Ah Diablo. The game that spawned an entire genre. There’s just something about going clickaclicka clickaclikca clickclick that speaks to a very primal reason why we play games. That simple and predictably repetitive activity becomes compulsive once players figure out that by doing it, they’re earning rewards.
This is central to the very experience of playing games, and it’s why Diablo and its sequel were so special that they spawned the likes of Sacred II and the Torchlight games. Back when Diablo III was released on the PC, I think we lost sight of the reason we as a gaming collective love Diablo. Amongst the controversy of an always-online requirement for the single player game that at launch didn’t work so well, people got upset with the business model, and the game suffered in terms both critical and public perception.
While the co-op also happens to be the kind of fun that you’ll laugh along with, the rich Gothic atmosphere is a little lost when playing this way, but then that’s why the single player game exists. Diablo III’s vision of horror is pulp in the extreme, but it’s also quite compelling for fans of classic RPGs.
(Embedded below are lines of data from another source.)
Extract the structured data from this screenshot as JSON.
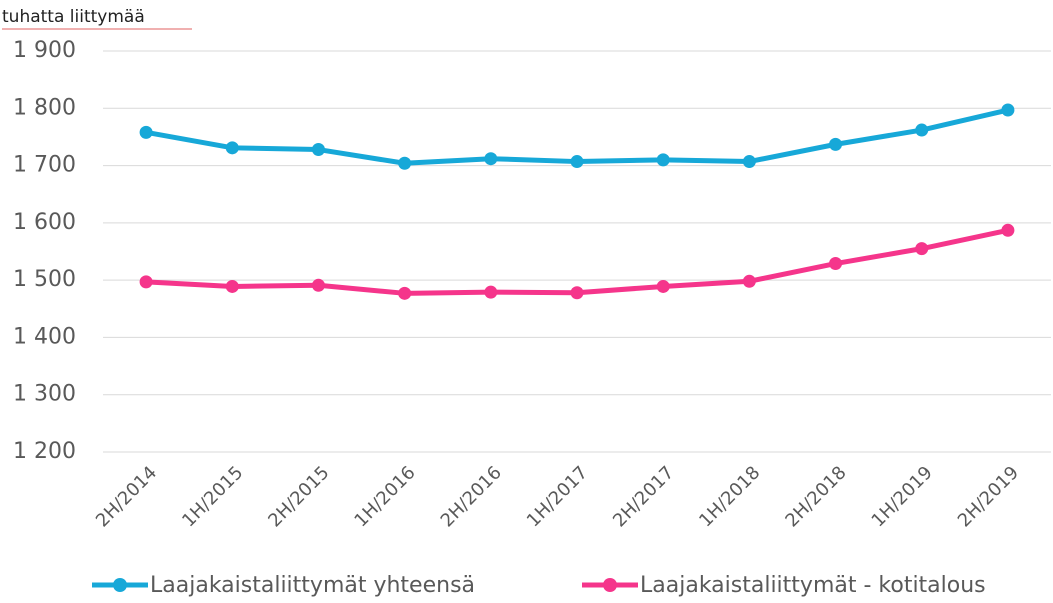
{
  "chart_data": {
    "type": "line",
    "y_label": "tuhatta liittymää",
    "categories": [
      "2H/2014",
      "1H/2015",
      "2H/2015",
      "1H/2016",
      "2H/2016",
      "1H/2017",
      "2H/2017",
      "1H/2018",
      "2H/2018",
      "1H/2019",
      "2H/2019"
    ],
    "series": [
      {
        "name": "Laajakaistaliittymät yhteensä",
        "color": "#17a8d8",
        "values": [
          1758,
          1731,
          1728,
          1704,
          1712,
          1707,
          1710,
          1707,
          1737,
          1762,
          1797
        ]
      },
      {
        "name": "Laajakaistaliittymät - kotitalous",
        "color": "#f5358b",
        "values": [
          1497,
          1489,
          1491,
          1477,
          1479,
          1478,
          1489,
          1498,
          1529,
          1555,
          1587
        ]
      }
    ],
    "ylim": [
      1200,
      1900
    ],
    "yticks": [
      {
        "value": 1200,
        "label": "1 200"
      },
      {
        "value": 1300,
        "label": "1 300"
      },
      {
        "value": 1400,
        "label": "1 400"
      },
      {
        "value": 1500,
        "label": "1 500"
      },
      {
        "value": 1600,
        "label": "1 600"
      },
      {
        "value": 1700,
        "label": "1 700"
      },
      {
        "value": 1800,
        "label": "1 800"
      },
      {
        "value": 1900,
        "label": "1 900"
      }
    ],
    "grid": true,
    "legend": "bottom"
  }
}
It must be said that the skills and inventory interface is a little less clean as it could have been. For instance – it took me a little while to realise that that tiny number at the bottom of the screen was the amount of money I’d get for selling an item at a shop. And though the controls are mapped well to the PlayStation DualShock, it must be said that aiming, even with the auto-aim being very generous, makes it a little too difficult to pick up individual enemies in those hordes. That hurts the strategic merit of the game, and makes the harder difficulty levels a little harder than they needed to be.